Twine Tries To Manage The Stream With New Coverflow-Like Design

What is the best way to sift through a stream of information? The list view seems to be the most popular because it is information-dense and easy to scan, but it can be overwhelming. More visually appealing ways to manage data are needed. Twine, a site which lets you collect and subscribe to different interest feeds, just introduced a new way to wade through its streams.

The new Flash visualization presents your stream of shared links as a deck of headlines which you can shuffle through (see video below). A slider along the bottom, lets you cycle through the deck by time, and arrows underneath let you move sequentially, or you can just click on a deck in the background to move it forward. If you want to learn more, you can flip each deck to read a snippet and link to the full detail page. The semantic tags associated with each item also show up on the side and can be clicked on to navigate through the deck.

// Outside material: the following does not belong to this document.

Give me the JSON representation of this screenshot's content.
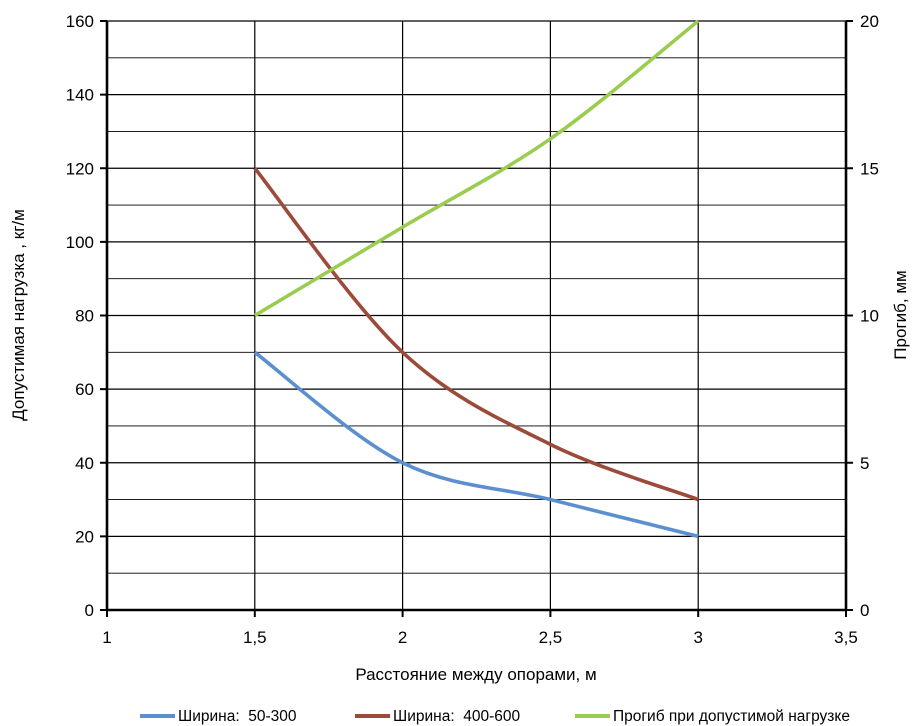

It feels like Coverflow on Apple’s iTunes, except that you navigate through the deck front to back instead of side to side. It also reminds me of the deck metaphor on the new Palm Pre. I can definitely see this as a good UI for mobile apps as well where screen size is more constrained. Don’t worry, though, the regular list view is still an option.

My only problem with the visualization is that it takes a while to load (Flash, why do you torture me?). But other than that, it makes sifting through each feed seem more like channel-surfing in the way that SearchMe does for search results and music search or StumbleVideo does for Web videos. But there must be a better way to wade through the stream. What is it?